A Guide to Written Statements of Employment

When you first start a job, it’s important to understand the terms and conditions of your employment. Usually, your job terms are outlined in a written statement of employment. In this guide, we will explain what you need to know about this document.

What is a Written Statement of Employment and Who is it For?

A written statement of employment is a formal document that outlines the key terms and conditions of employment such as pay and working hours. It’s a reference point for both employers and employees to provide clarity and mutual understanding of the employment relationship.

This document is required for employees of all levels, including full-time, part-time, temporary, and fixed-term positions. It’s normally provided at the start of employment.

Why is a Written Statement Important?

A written statement is important for both employees and employers mainly due to its role in providing clarity and establishing legal protection.

For employees, having a written record of their employment terms ensures they understand their rights, responsibilities, and benefits from the start. This therefore helps prevent any misunderstandings about the expectations of their role.

For employers, a written statement is a clear guidance on managing and meeting the expectations of their workforce which enhances the organisation and harmony of the workplace.

When it comes to legal action, a written statement also acts as a binding document that protects both employers and employees if a dispute arises. For example, disagreements over job duties, salary, or working conditions.

Who Needs a Written Statement?

Both employers and employees including workers need a written statement so they have a clear understanding of the terms of employment. Employers are legally required to provide this document to every employee and worker, regardless of the duration of their employment on or before the individual’s first day of work.

Everything in this document must also follow the Employment Rights Act 1996 which mandates that all details in the written statement must comply with the law to protect workers’ rights. For example, it ensures that someone over the age of 22 can be paid less than minimum wage as this is against the law.

What’s Included in a Written Statement?

A written statement of employment usually includes details that clarify the terms and conditions of employment. These details are:

  • Personal information such as employee name, job title, and start date.
  • Job description including their roles and responsibilities
  • Employment terms including the type of employment, whether it’s permanent or temporary for example
  • Information on salary and benefits including how often they will be paid, health insurance, pension information, and commissions
  • The expected working hours including flexibility agreements and shift patterns
  • Holiday entitlement and how it’s calculated if a worker or employee leaves
  • Sick leave and pay
  • The duration of any probationary period
  • The notice period required by both employer and employee in case of termination or resignation
  • An outline of any disciplinary and grievance procedures

Although this is a list of the key details, more could be included. This ensures clarity, fairness, and legal compliance in the employment relationship.

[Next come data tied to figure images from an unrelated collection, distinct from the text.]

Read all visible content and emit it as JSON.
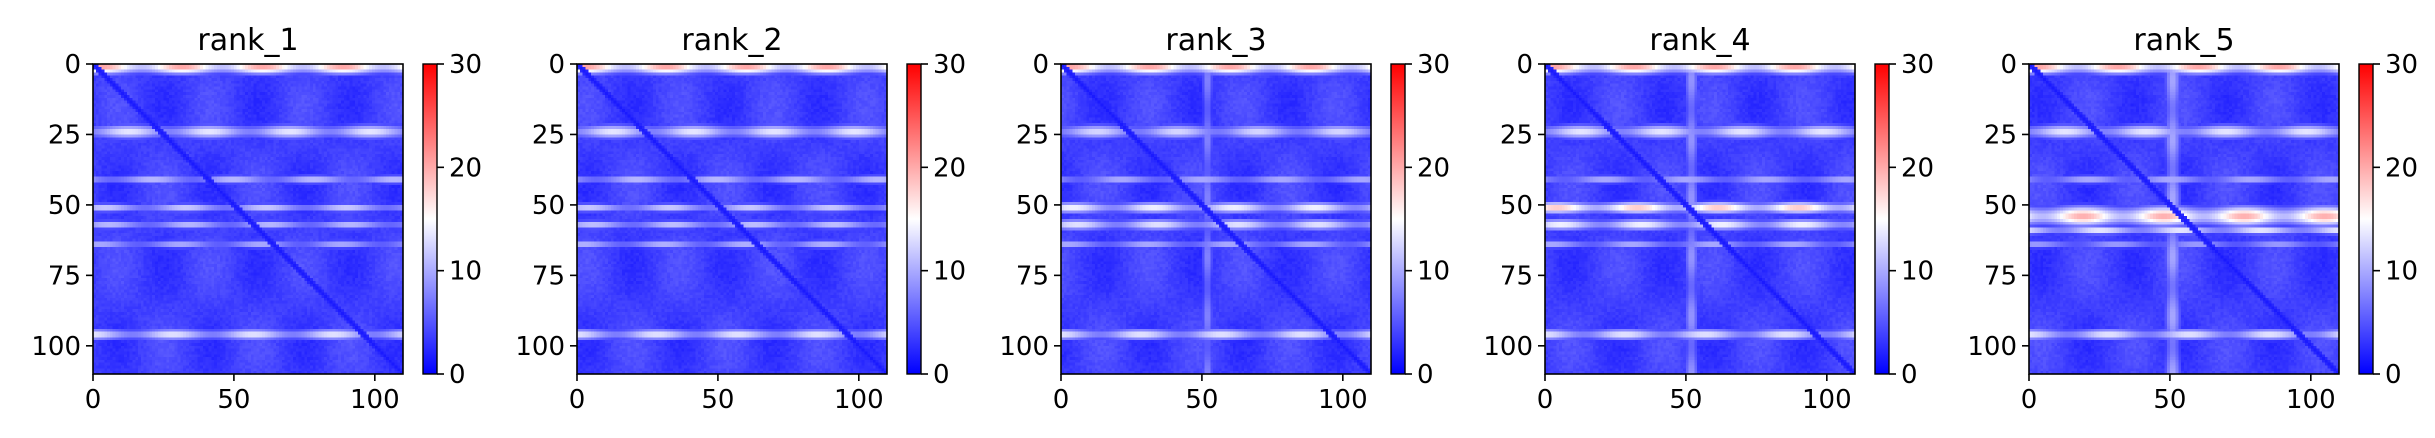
{
  "chart_data": [
    {
      "type": "heatmap",
      "title": "rank_1",
      "x_range": [
        0,
        110
      ],
      "y_range": [
        0,
        110
      ],
      "x_ticks": [
        0,
        50,
        100
      ],
      "y_ticks": [
        0,
        25,
        50,
        75,
        100
      ],
      "colorbar_range": [
        0,
        30
      ],
      "colorbar_ticks": [
        0,
        10,
        20,
        30
      ],
      "bands": [
        {
          "center": 1,
          "width": 2.5,
          "value": 21
        },
        {
          "center": 24,
          "width": 2.5,
          "value": 14
        },
        {
          "center": 41,
          "width": 1.5,
          "value": 12
        },
        {
          "center": 51,
          "width": 1.5,
          "value": 13
        },
        {
          "center": 57,
          "width": 1.5,
          "value": 12
        },
        {
          "center": 64,
          "width": 1.5,
          "value": 11
        },
        {
          "center": 96,
          "width": 2,
          "value": 14
        }
      ],
      "vertical_bands": [],
      "diagonal_value": 1.5
    },
    {
      "type": "heatmap",
      "title": "rank_2",
      "x_range": [
        0,
        110
      ],
      "y_range": [
        0,
        110
      ],
      "x_ticks": [
        0,
        50,
        100
      ],
      "y_ticks": [
        0,
        25,
        50,
        75,
        100
      ],
      "colorbar_range": [
        0,
        30
      ],
      "colorbar_ticks": [
        0,
        10,
        20,
        30
      ],
      "bands": [
        {
          "center": 1,
          "width": 2.5,
          "value": 21
        },
        {
          "center": 24,
          "width": 2.5,
          "value": 14
        },
        {
          "center": 41,
          "width": 1.5,
          "value": 12
        },
        {
          "center": 51,
          "width": 1.5,
          "value": 13
        },
        {
          "center": 57,
          "width": 1.5,
          "value": 12.5
        },
        {
          "center": 64,
          "width": 1.5,
          "value": 11.5
        },
        {
          "center": 96,
          "width": 2,
          "value": 14
        }
      ],
      "vertical_bands": [],
      "diagonal_value": 1.5
    },
    {
      "type": "heatmap",
      "title": "rank_3",
      "x_range": [
        0,
        110
      ],
      "y_range": [
        0,
        110
      ],
      "x_ticks": [
        0,
        50,
        100
      ],
      "y_ticks": [
        0,
        25,
        50,
        75,
        100
      ],
      "colorbar_range": [
        0,
        30
      ],
      "colorbar_ticks": [
        0,
        10,
        20,
        30
      ],
      "bands": [
        {
          "center": 1,
          "width": 2.5,
          "value": 21
        },
        {
          "center": 24,
          "width": 2.5,
          "value": 13
        },
        {
          "center": 41,
          "width": 1.5,
          "value": 11
        },
        {
          "center": 51,
          "width": 2,
          "value": 15
        },
        {
          "center": 57,
          "width": 2,
          "value": 14
        },
        {
          "center": 64,
          "width": 1.5,
          "value": 11
        },
        {
          "center": 96,
          "width": 2,
          "value": 14
        }
      ],
      "vertical_bands": [
        {
          "center": 52,
          "width": 2,
          "value": 8
        }
      ],
      "diagonal_value": 1.5
    },
    {
      "type": "heatmap",
      "title": "rank_4",
      "x_range": [
        0,
        110
      ],
      "y_range": [
        0,
        110
      ],
      "x_ticks": [
        0,
        50,
        100
      ],
      "y_ticks": [
        0,
        25,
        50,
        75,
        100
      ],
      "colorbar_range": [
        0,
        30
      ],
      "colorbar_ticks": [
        0,
        10,
        20,
        30
      ],
      "bands": [
        {
          "center": 1,
          "width": 2.5,
          "value": 21
        },
        {
          "center": 24,
          "width": 2.5,
          "value": 14
        },
        {
          "center": 41,
          "width": 1.5,
          "value": 11
        },
        {
          "center": 51,
          "width": 2,
          "value": 19
        },
        {
          "center": 57,
          "width": 2,
          "value": 15
        },
        {
          "center": 64,
          "width": 1.5,
          "value": 11
        },
        {
          "center": 96,
          "width": 2,
          "value": 14
        }
      ],
      "vertical_bands": [
        {
          "center": 52,
          "width": 2.5,
          "value": 9
        }
      ],
      "diagonal_value": 1.5
    },
    {
      "type": "heatmap",
      "title": "rank_5",
      "x_range": [
        0,
        110
      ],
      "y_range": [
        0,
        110
      ],
      "x_ticks": [
        0,
        50,
        100
      ],
      "y_ticks": [
        0,
        25,
        50,
        75,
        100
      ],
      "colorbar_range": [
        0,
        30
      ],
      "colorbar_ticks": [
        0,
        10,
        20,
        30
      ],
      "bands": [
        {
          "center": 1,
          "width": 2.5,
          "value": 21
        },
        {
          "center": 24,
          "width": 2.5,
          "value": 14
        },
        {
          "center": 41,
          "width": 1.5,
          "value": 11
        },
        {
          "center": 54,
          "width": 3.5,
          "value": 20
        },
        {
          "center": 59,
          "width": 1.5,
          "value": 15
        },
        {
          "center": 64,
          "width": 1.5,
          "value": 10
        },
        {
          "center": 96,
          "width": 2,
          "value": 14
        }
      ],
      "vertical_bands": [
        {
          "center": 51,
          "width": 3,
          "value": 10
        }
      ],
      "diagonal_value": 1.5
    }
  ],
  "colors": {
    "low": "#0000ff",
    "mid": "#ffffff",
    "high": "#ff0000",
    "axis": "#000000"
  }
}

What If a Change is Needed in the Written Terms?

If changes are made to an employee’s main employment terms, the employer is legally required to put these changes in writing like a letter or email. This practice ensures clarity and reduces the likelihood of misunderstandings or disputes.

While updating the written statement of employment is optional for the employer, they must legally provide written documentation of the changes within one month of the change being implemented.

What Happens If I Haven’t Received My Written Statement?

If you haven’t received your written statement since starting your role, begin by addressing the issue informally with your employer. If this approach does not lead to a resolution, you may need to escalate the matter by filing a formal complaint. Should the issue remain unresolved, you have the option to take your case to an employment tribunal, where you may be entitled to compensation.

Is a Written Statement Different to an Employment Contract?

Although similar, a written statement and an employment contract are different. A written statement of employment is a document that includes essential terms like job title, pay, and working hours. An employment contract, on the other hand, is a more comprehensive agreement that goes beyond the statutory requirements. it details specific duties, responsibilities, and other negotiated terms.